DTS Integration Guide
This document lists all of the components that the Data Transfer System (DTS) expects from any database with which it interacts. Your organization must implement each of these components in order to integrate its database(s) with the DTS in order to take advantage of its file and metadata transfer capabilities.
We have tried to cover all the necessary topics comprehensively here, but there's no substitute for a real person when confusion arises, so please don't hesitate to contact the KBase DTS development team with your questions. Take a look at the DTS Integration Glossary for an explanation of the terminology used in this guide.
The guidance we present here is not intended to be prescriptive. We provide suggestions and examples of technical components to illustrate how your organization can integrate a database with the DTS, but in actuality the DTS is designed to be flexible and can accommodate various implementations. For example, we may be able to adapt existing capabilities for DTS integration in certain situations.
NOTE: Currently, the DTS supports the transfer of public flies only. We're gathering information and starting to plan for transferring private and embargoed data, though, and we'd love to get your input, so if you're interested in this capability, please reach out to us!
Overview
The DTS provides a file transfer capability whose organizational unit is individual files.

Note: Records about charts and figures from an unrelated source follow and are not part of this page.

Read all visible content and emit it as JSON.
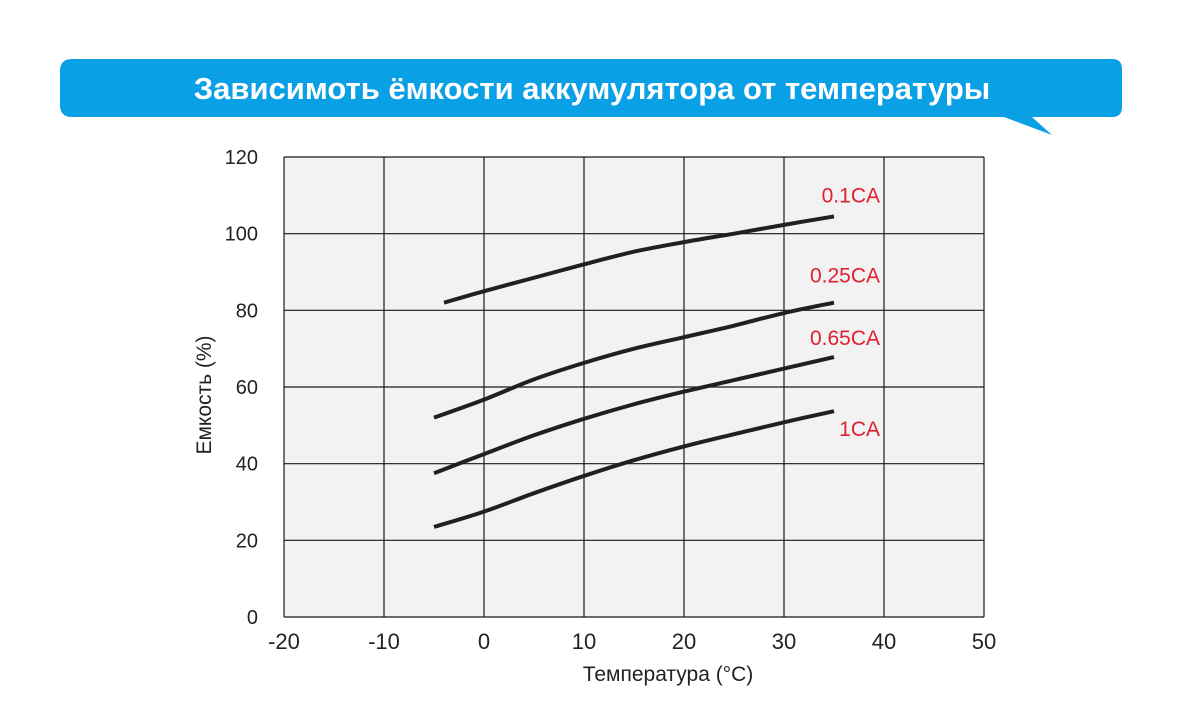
{
  "colors": {
    "banner": "#0aa0e6",
    "banner_text": "#ffffff",
    "plot_background": "#f2f2f2",
    "grid": "#1a1a1a",
    "curve": "#231f20",
    "series_label": "#e0202e"
  },
  "chart_data": {
    "type": "line",
    "title": "Зависимоть ёмкости аккумулятора от температуры",
    "xlabel": "Температура (°C)",
    "ylabel": "Емкость (%)",
    "xlim": [
      -20,
      50
    ],
    "ylim": [
      0,
      120
    ],
    "x_ticks": [
      -20,
      -10,
      0,
      10,
      20,
      30,
      40,
      50
    ],
    "x_tick_labels": [
      "-20",
      "-10",
      "0",
      "10",
      "20",
      "30",
      "40",
      "50"
    ],
    "y_ticks": [
      0,
      20,
      40,
      60,
      80,
      100,
      120
    ],
    "y_tick_labels": [
      "0",
      "20",
      "40",
      "60",
      "80",
      "100",
      "120"
    ],
    "grid": true,
    "legend": "inline labels at right end of each curve",
    "series": [
      {
        "name": "0.1CA",
        "x": [
          -4,
          0,
          5,
          10,
          15,
          20,
          25,
          30,
          35
        ],
        "y": [
          82,
          85,
          88.5,
          92,
          95.3,
          97.8,
          100,
          102.3,
          104.5
        ]
      },
      {
        "name": "0.25CA",
        "x": [
          -5,
          0,
          5,
          10,
          15,
          20,
          25,
          30,
          35
        ],
        "y": [
          52,
          56.7,
          62,
          66.3,
          70,
          73,
          76,
          79.3,
          82
        ]
      },
      {
        "name": "0.65CA",
        "x": [
          -5,
          0,
          5,
          10,
          15,
          20,
          25,
          30,
          35
        ],
        "y": [
          37.5,
          42.5,
          47.4,
          51.7,
          55.5,
          58.8,
          61.8,
          64.8,
          67.8
        ]
      },
      {
        "name": "1CA",
        "x": [
          -5,
          0,
          5,
          10,
          15,
          20,
          25,
          30,
          35
        ],
        "y": [
          23.5,
          27.5,
          32.3,
          36.8,
          40.9,
          44.5,
          47.7,
          50.8,
          53.7
        ]
      }
    ]
  }
}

We're not in the business of telling researchers how to do their jobs, and everyone in the business knows how to use a filesystem. If your organization's data is stored directly in a database and not as files, the DTS team can work with you to find the most appropriate way to write data to files upon request for transfer.
If you're reading this, you're probably interested in making your data available to the DTS, and/or being able to receive data from other participating databases. How exactly does the DTS communicate with these databases? Here's what the DTS needs to navigate your organization's database.
Here's a brief summary of what's needed to connect your database with the DTS. The sections that follow describe each of these items in more detail.
- Every file (resource) in the database has a unique identifier. The
identifier can be any string (including a sequence of digits), as long as
that string refers to exactly one file. The DTS prepends an abbreviation for
your organization or database to the string to create its own namespaced
unique identifier. For example, JGI's Data Portal (JDP) has a file with the
identifier
615a383dcc4ff44f36ca5ba2
, and the DTS refers to this file asJDP:615a383dcc4ff44f36ca5ba2
. This is mostly a matter of policy, but it's important to establish an unambiguous way to refer to individual files. - Your database can provide information about a file (resource) given its unique identifier. Specifically, the database provides a resources endpoint that accepts an HTTP request with a list of file IDs, and provides a response containing essential informatŃ–on (the file's location, its type and other important metadata) for each of the corresponding files.
- Given a search query, your database can identify matching files and return a list of IDs for these files. In other words, the database provides a search endpoint that accepts an HTTP request with a query string, and produces a response containing a list of matching file IDs. This endpoint allows a DTS user to select a set of files expediently.
- Your database must provide a staging area visible to a supported file transfer provider, such as Globus. The DTS coordinates file transfers, but does not handle the transfer of data by itself. For this, it relies on commercial providers like Globus, Amazon S3, and iRods. In order for the DTS to be able to transfer your organization's data, you must make a staging area available for transferred files that is visible to one of these providers.
- If necessary, your database can move requested files (resources) to its staging area where the DTS can access them for transfer. If your organization archives data to long-term storage (tapes, usually), the DTS needs to be able to request that this data be restored to a staging area before it can get at them. Your database must provide a staging endpoint that accepts an HTTP request with a list of resource IDs and returns a UUID that can be used to query the status of the staging task. Additionally, your database must provide a staging status endpoint that accepts an HTTP request with a staging request UUID and produces a response that indicates whether the staging process has completed.
- Your database can map ORCID IDs to local users within your organization. Every DTS user must authenticate with an ORCID ID to connect to the service. To establish a connection between the ORCID ID and a specific user account for your organization, your database must provide a user federation endpoint that accepts an HTTP request with an ORCID ID and produces a response containing the corresponding username for an account within your system. This federation process allows DTS to associate a transfer operation with user accounts in the organizations for the source and destination databases.
If your organization has existing services that provide similar capabilities but use different conventions, or if you have other technical considerations, please contact the DTS team to discuss how we can make the best of what you have.